Following an Executive Committee vote earlier this week, Toronto is poised to allocate C$2.5 million to its TransformTO climate action plan—enough to get some short-term carbon reduction actions off the ground, but still just a fraction of the $6.7 million in the recommended budget.
Toronto climate hawks are clapping with half a hand after seeing the budget increase from the $330,000 city council grudgingly allocated for 2017, but still challenging Mayor John Tory’s assertion that TransformTO is now fully funded. With a final vote coming up Monday, the Toronto Environmental Alliance is pushing for additional funds and urging its supporters to “keep the champagne corked” until the full city council has had its say.
Like this story? Subscribe to The Energy Mix and never miss an edition of our free e-digest.
The result so far “is good news, considering that when the draft budget was released in November, no funding was allocated to TransformTO,” TEA notes in a blog post this week. “In response, an incredible number of residents and advocates contacted the mayor and city councillors to demand funding for TransformTO—and it worked.”
But that’s still a far cry from a fully-funded program.
When Toronto councillors unanimously adopted  TransformTO in July 2017, they could have instructed staff to include the full $6.7 million in their budget plan, TEA recalls. “Instead of sending this clear signal to staff, the mayor and many councillors instead asked staff to report back on which actions were a priority to implement.” That lukewarm commitment “sent a clear signal to staff to cut back what they expected to accomplish in 2018.”
TEA sees that as “part of a worrisome pattern at city council where bold strategies are passed, but only partial funding is allocated through the budget process to implement these plans.

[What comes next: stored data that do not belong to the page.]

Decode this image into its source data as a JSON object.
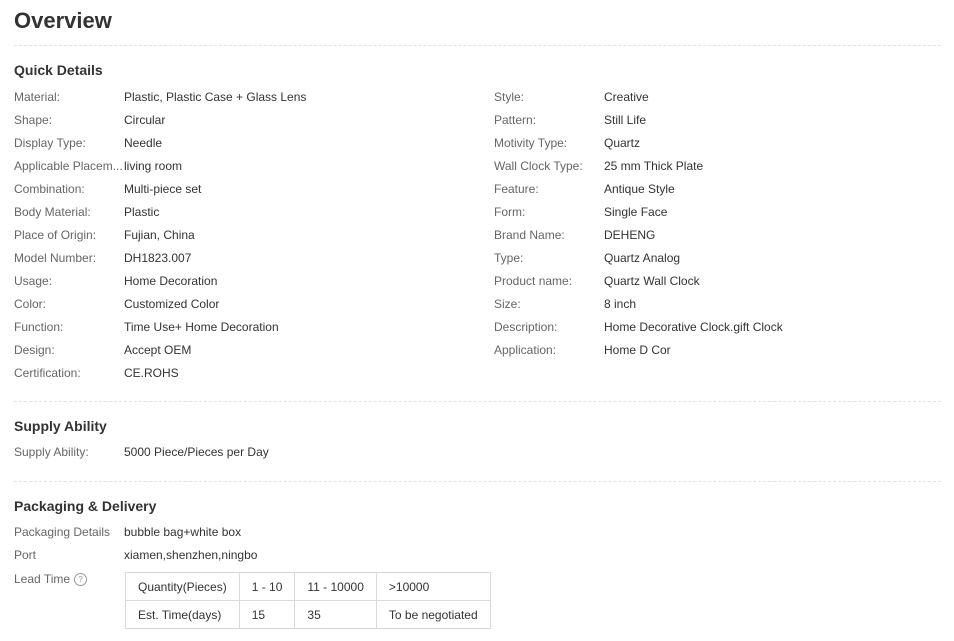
{
  "title": "Overview",
  "quick_details": {
    "heading": "Quick Details",
    "left": [
      {
        "label": "Material:",
        "value": "Plastic, Plastic Case + Glass Lens"
      },
      {
        "label": "Shape:",
        "value": "Circular"
      },
      {
        "label": "Display Type:",
        "value": "Needle"
      },
      {
        "label": "Applicable Placem...",
        "value": "living room"
      },
      {
        "label": "Combination:",
        "value": "Multi-piece set"
      },
      {
        "label": "Body Material:",
        "value": "Plastic"
      },
      {
        "label": "Place of Origin:",
        "value": "Fujian, China"
      },
      {
        "label": "Model Number:",
        "value": "DH1823.007"
      },
      {
        "label": "Usage:",
        "value": "Home Decoration"
      },
      {
        "label": "Color:",
        "value": "Customized Color"
      },
      {
        "label": "Function:",
        "value": "Time Use+ Home Decoration"
      },
      {
        "label": "Design:",
        "value": "Accept OEM"
      },
      {
        "label": "Certification:",
        "value": "CE.ROHS"
      }
    ],
    "right": [
      {
        "label": "Style:",
        "value": "Creative"
      },
      {
        "label": "Pattern:",
        "value": "Still Life"
      },
      {
        "label": "Motivity Type:",
        "value": "Quartz"
      },
      {
        "label": "Wall Clock Type:",
        "value": "25 mm Thick Plate"
      },
      {
        "label": "Feature:",
        "value": "Antique Style"
      },
      {
        "label": "Form:",
        "value": "Single Face"
      },
      {
        "label": "Brand Name:",
        "value": "DEHENG"
      },
      {
        "label": "Type:",
        "value": "Quartz Analog"
      },
      {
        "label": "Product name:",
        "value": "Quartz Wall Clock"
      },
      {
        "label": "Size:",
        "value": "8 inch"
      },
      {
        "label": "Description:",
        "value": "Home Decorative Clock.gift Clock"
      },
      {
        "label": "Application:",
        "value": "Home D Cor"
      }
    ]
  },
  "supply_ability": {
    "heading": "Supply Ability",
    "label": "Supply Ability:",
    "value": "5000 Piece/Pieces per Day"
  },
  "packaging": {
    "heading": "Packaging & Delivery",
    "details_label": "Packaging Details",
    "details_value": "bubble bag+white box",
    "port_label": "Port",
    "port_value": "xiamen,shenzhen,ningbo",
    "lead_time_label": "Lead Time",
    "help_icon": "help-circle-icon",
    "help_glyph": "?",
    "lead_table": [
      [
        "Quantity(Pieces)",
        "1 - 10",
        "11 - 10000",
        ">10000"
      ],
      [
        "Est. Time(days)",
        "15",
        "35",
        "To be negotiated"
      ]
    ]
  }
}
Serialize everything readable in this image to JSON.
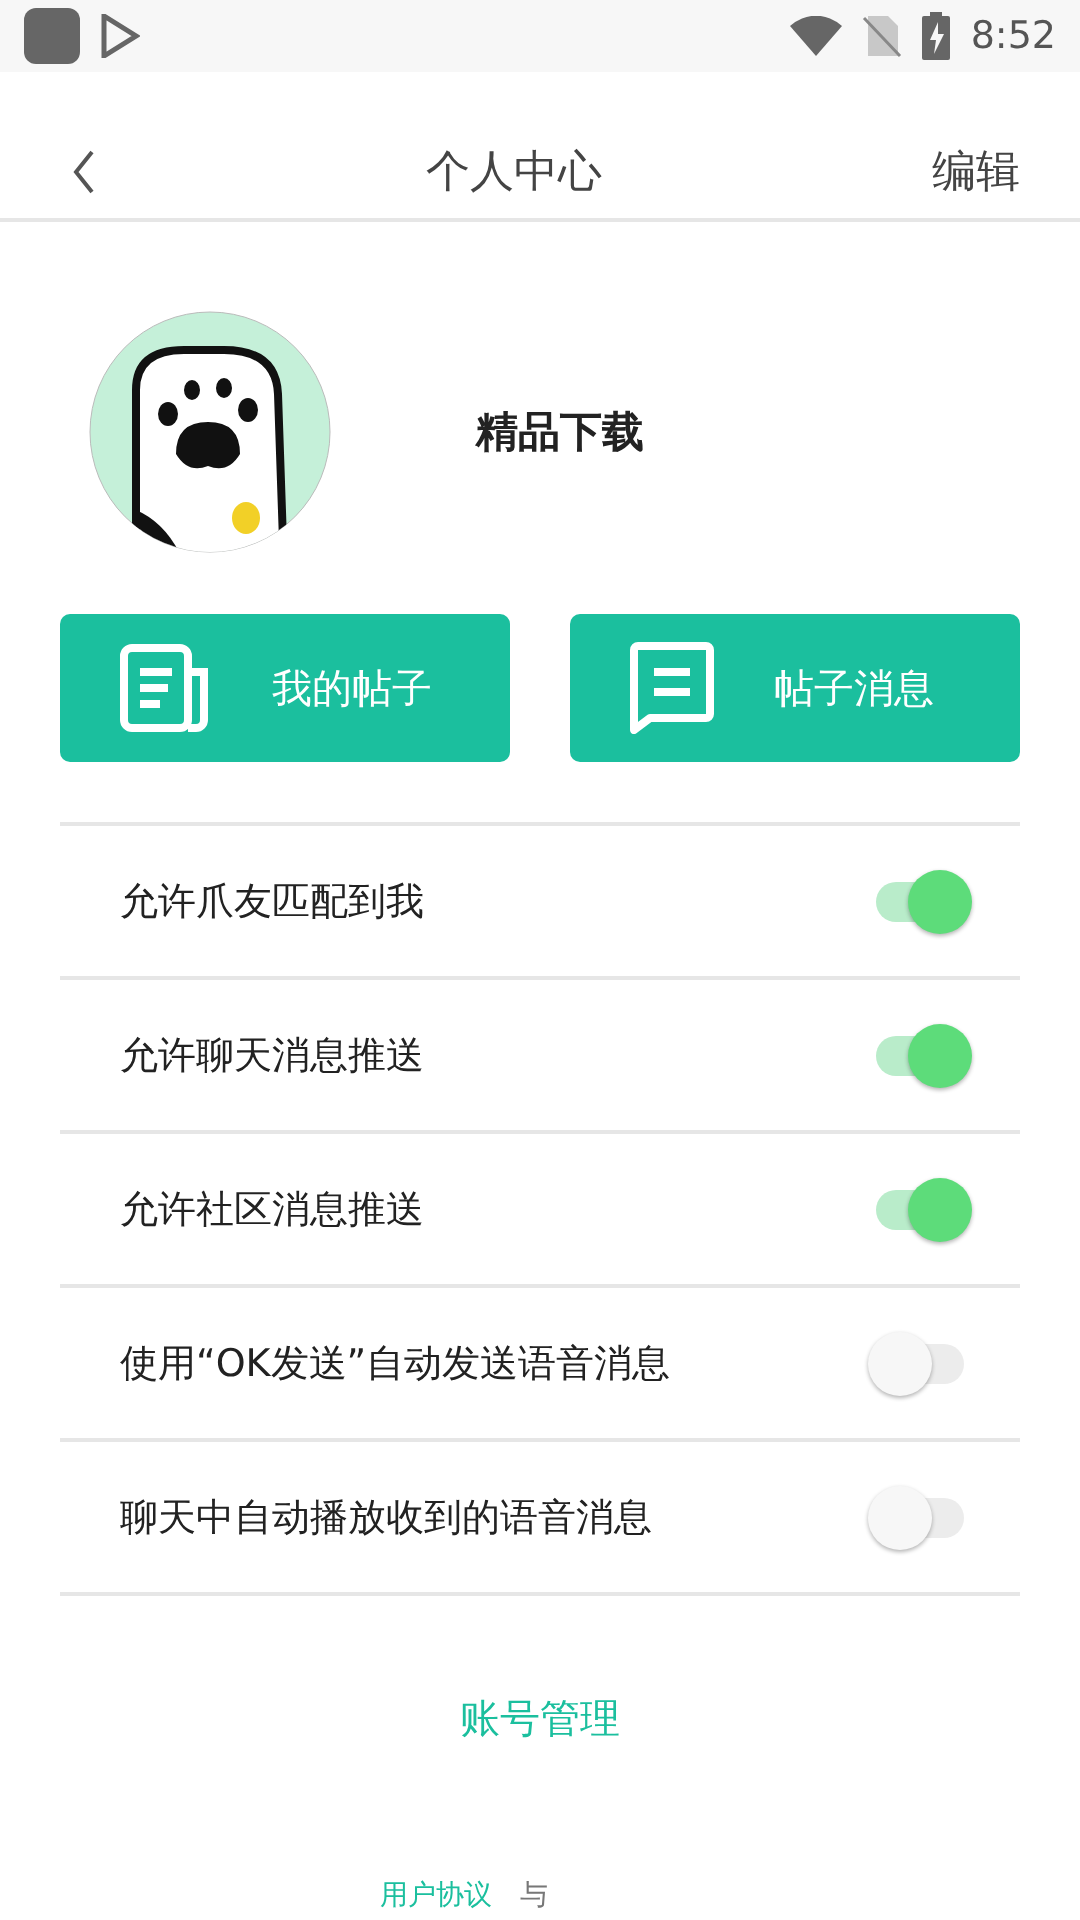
{
  "status_bar": {
    "time": "8:52"
  },
  "header": {
    "title": "个人中心",
    "action": "编辑"
  },
  "profile": {
    "name": "精品下载"
  },
  "buttons": [
    {
      "label": "我的帖子",
      "kind": "posts"
    },
    {
      "label": "帖子消息",
      "kind": "messages"
    }
  ],
  "settings": [
    {
      "label": "允许爪友匹配到我",
      "on": true
    },
    {
      "label": "允许聊天消息推送",
      "on": true
    },
    {
      "label": "允许社区消息推送",
      "on": true
    },
    {
      "label": "使用“OK发送”自动发送语音消息",
      "on": false
    },
    {
      "label": "聊天中自动播放收到的语音消息",
      "on": false
    }
  ],
  "account_link": "账号管理",
  "footer": {
    "links": [
      "用户协议"
    ],
    "separator": "与"
  }
}
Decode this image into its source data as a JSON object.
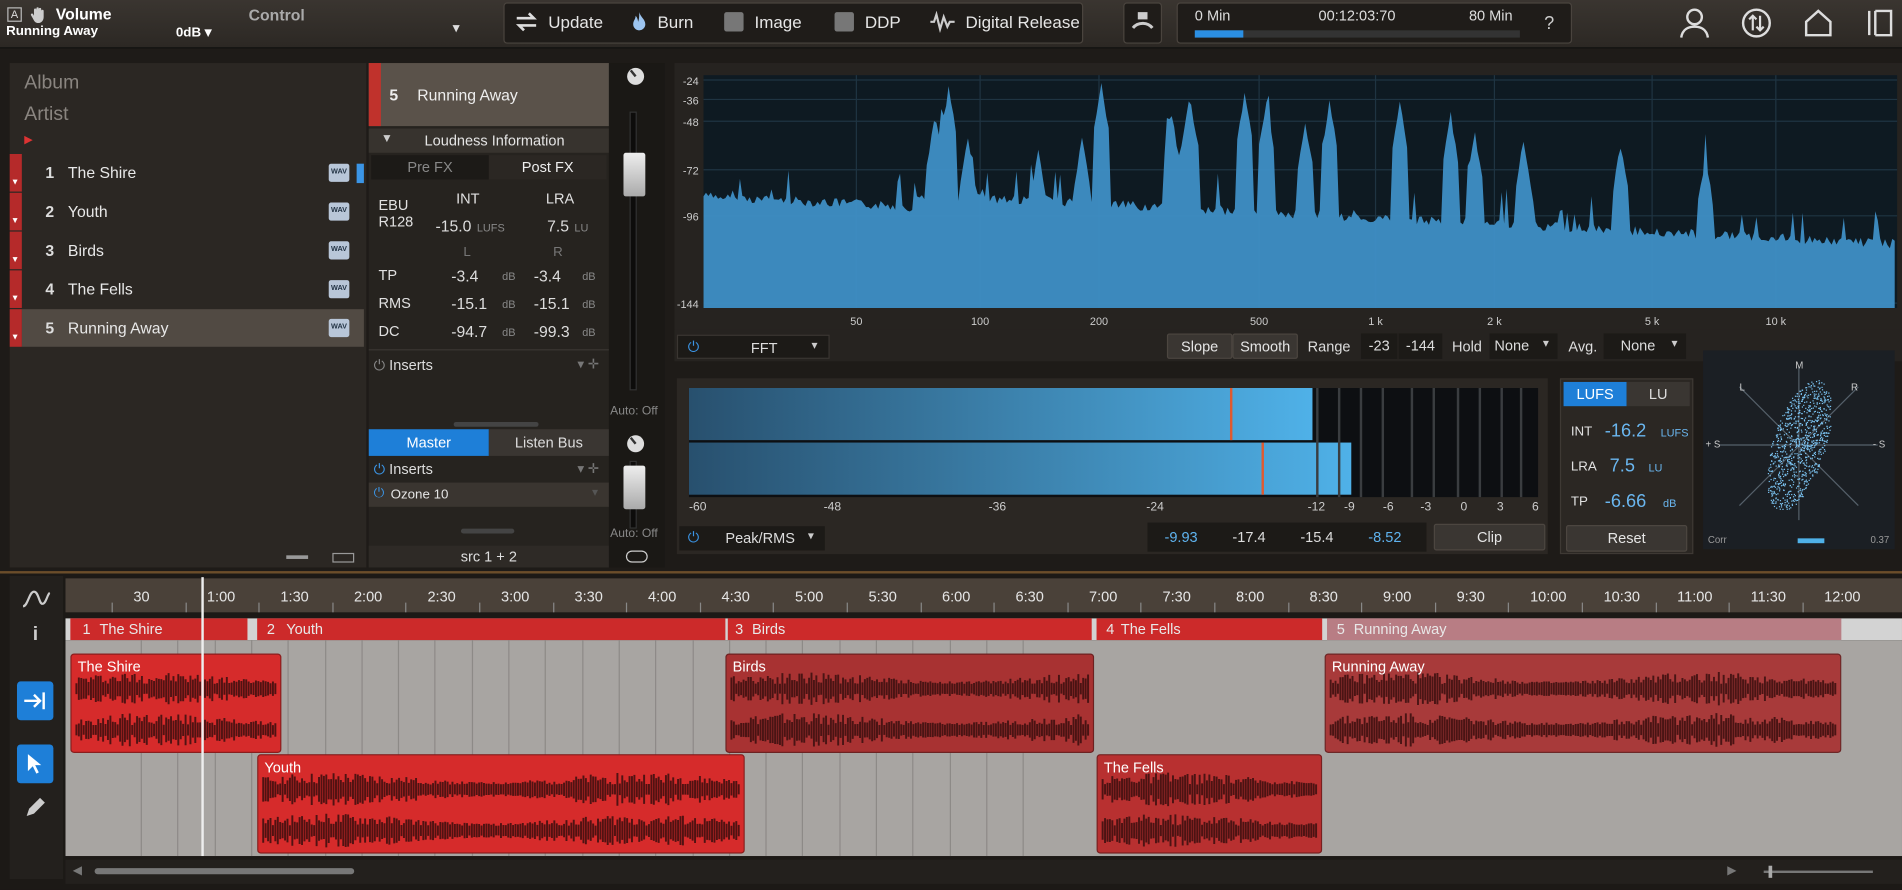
{
  "header": {
    "mode_label": "A",
    "volume_label": "Volume",
    "track_name": "Running Away",
    "gain": "0dB",
    "control_label": "Control"
  },
  "toolbar": {
    "update": "Update",
    "burn": "Burn",
    "image": "Image",
    "ddp": "DDP",
    "digital_release": "Digital Release"
  },
  "transport": {
    "start": "0 Min",
    "time": "00:12:03:70",
    "end": "80 Min",
    "help": "?",
    "progress": 0.15
  },
  "album": {
    "album_label": "Album",
    "artist_label": "Artist",
    "wav_badge": "WAV",
    "tracks": [
      {
        "num": "1",
        "name": "The Shire"
      },
      {
        "num": "2",
        "name": "Youth"
      },
      {
        "num": "3",
        "name": "Birds"
      },
      {
        "num": "4",
        "name": "The Fells"
      },
      {
        "num": "5",
        "name": "Running Away"
      }
    ]
  },
  "inspector": {
    "track_num": "5",
    "track_name": "Running Away",
    "loudness_title": "Loudness Information",
    "pre_fx": "Pre FX",
    "post_fx": "Post FX",
    "ebu": "EBU",
    "r128": "R128",
    "int_hdr": "INT",
    "lra_hdr": "LRA",
    "int_val": "-15.0",
    "int_unit": "LUFS",
    "lra_val": "7.5",
    "lra_unit": "LU",
    "l_hdr": "L",
    "r_hdr": "R",
    "rows": [
      {
        "label": "TP",
        "l": "-3.4",
        "r": "-3.4",
        "unit": "dB"
      },
      {
        "label": "RMS",
        "l": "-15.1",
        "r": "-15.1",
        "unit": "dB"
      },
      {
        "label": "DC",
        "l": "-94.7",
        "r": "-99.3",
        "unit": "dB"
      }
    ],
    "inserts": "Inserts",
    "auto_off": "Auto: Off"
  },
  "master": {
    "master_tab": "Master",
    "listen_tab": "Listen Bus",
    "inserts": "Inserts",
    "plugin": "Ozone 10",
    "src": "src 1 + 2",
    "auto_off": "Auto: Off"
  },
  "spectrum": {
    "y_ticks": [
      "-24",
      "-36",
      "-48",
      "-72",
      "-96",
      "-144"
    ],
    "x_ticks": [
      "50",
      "100",
      "200",
      "500",
      "1 k",
      "2 k",
      "5 k",
      "10 k"
    ],
    "mode": "FFT",
    "slope": "Slope",
    "smooth": "Smooth",
    "range_label": "Range",
    "range_hi": "-23",
    "range_lo": "-144",
    "hold_label": "Hold",
    "hold_val": "None",
    "avg_label": "Avg.",
    "avg_val": "None"
  },
  "meter": {
    "scale": [
      "-60",
      "-48",
      "-36",
      "-24",
      "-12",
      "-9",
      "-6",
      "-3",
      "0",
      "3",
      "6"
    ],
    "mode": "Peak/RMS",
    "readouts": [
      "-9.93",
      "-17.4",
      "-15.4",
      "-8.52"
    ],
    "clip": "Clip",
    "bar_l": 0.79,
    "bar_r": 0.84
  },
  "loudness": {
    "tab_lufs": "LUFS",
    "tab_lu": "LU",
    "int_label": "INT",
    "int_val": "-16.2",
    "int_unit": "LUFS",
    "lra_label": "LRA",
    "lra_val": "7.5",
    "lra_unit": "LU",
    "tp_label": "TP",
    "tp_val": "-6.66",
    "tp_unit": "dB",
    "reset": "Reset"
  },
  "scope": {
    "m": "M",
    "l": "L",
    "r": "R",
    "ps": "+ S",
    "ms": "- S",
    "corr": "Corr",
    "corr_val": "0.37"
  },
  "timeline": {
    "ruler": [
      "30",
      "1:00",
      "1:30",
      "2:00",
      "2:30",
      "3:00",
      "3:30",
      "4:00",
      "4:30",
      "5:00",
      "5:30",
      "6:00",
      "6:30",
      "7:00",
      "7:30",
      "8:00",
      "8:30",
      "9:00",
      "9:30",
      "10:00",
      "10:30",
      "11:00",
      "11:30",
      "12:00"
    ],
    "markers": [
      {
        "num": "1",
        "name": "The Shire"
      },
      {
        "num": "2",
        "name": "Youth"
      },
      {
        "num": "3",
        "name": "Birds"
      },
      {
        "num": "4",
        "name": "The Fells"
      },
      {
        "num": "5",
        "name": "Running Away"
      }
    ],
    "clips": {
      "shire": "The Shire",
      "youth": "Youth",
      "birds": "Birds",
      "fells": "The Fells",
      "running": "Running Away"
    }
  },
  "colors": {
    "accent": "#1e7fd8",
    "track_red": "#d32a2a",
    "meter_blue": "#4fb1e8"
  }
}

The TransformTO plan and the Poverty Reduction Strategy are two examples. The mayor and city council should not continue to make commitments to act without actually following through with the needed funding.”
Just as TEA predicted, Mayor John Tory was out earlier this week with an opinion piece  in the Toronto Sun that sidesteps the numbers to claim that TransformTO is fully funded.
“This is a good news budget,” Tory wrote, in a post co-authored with Budget Chief Gary Crawford, a Scarborough-area councillor. Among other budget lines, “we are fully funding the city’s TransformTO plan to help us invest in a strong and resilient city.”
Before the vote, Tory argued  that “there is no time to waste here” in fully funding the plan. “I want Toronto to lead, not follow. I want us to demonstrate that we are a city that represents its residents today, while ensuring their well-being and prosperity for years into the future.”
But “while the mayor can say he supports the full amount requested by staff for the 2018 budget, the staff request is still $4.15 million shy of what they really needed,” the Environmental Alliance notes. “Two continuous years of delays will mean Toronto will fall further behind in implementing climate actions that can reap many community benefits, including the creation of thousands of jobs, better housing, and a better quality of life.”
Climate Fast, one of the other local climate groups in the budget fight, is declaring an interim win with the budget increase. “This victory is due to your calls, letters, and the amazing deputations so many of you made at budget hearings in January,” organizer Lyn Adamson writes in an email to supporters. “YOU made this happen. The mayor and councillors heard us loud and clear.”
Adamson calls for thank you notes to Tory, then urges Climate Fast supporters to get ready for the next round. “It’s a very good start—but we need to do more,” she writes. “The request for 2019 as projected by TransformTO staff is $6 million. We need to make sure that this much—or more—is pledged in the upcoming municipal election. Let’s make sure climate action is a priority for every councillor elected this fall.”
Earlier this week, Edmonton Mayor Don Iveson said  cities will lead the charge for climate action. Next month, the city expects to welcome about 800 participants to a first-ever Cities and Climate Change Science Conference, co-sponsored by the Intergovernmental Panel on Climate Change.
“Nation-states can squabble about whether they’re committed to this or not,” Iveson said. “We see mayors around the world working together with their communities and with their business leaders from the bottom up to tackle these global challenges.”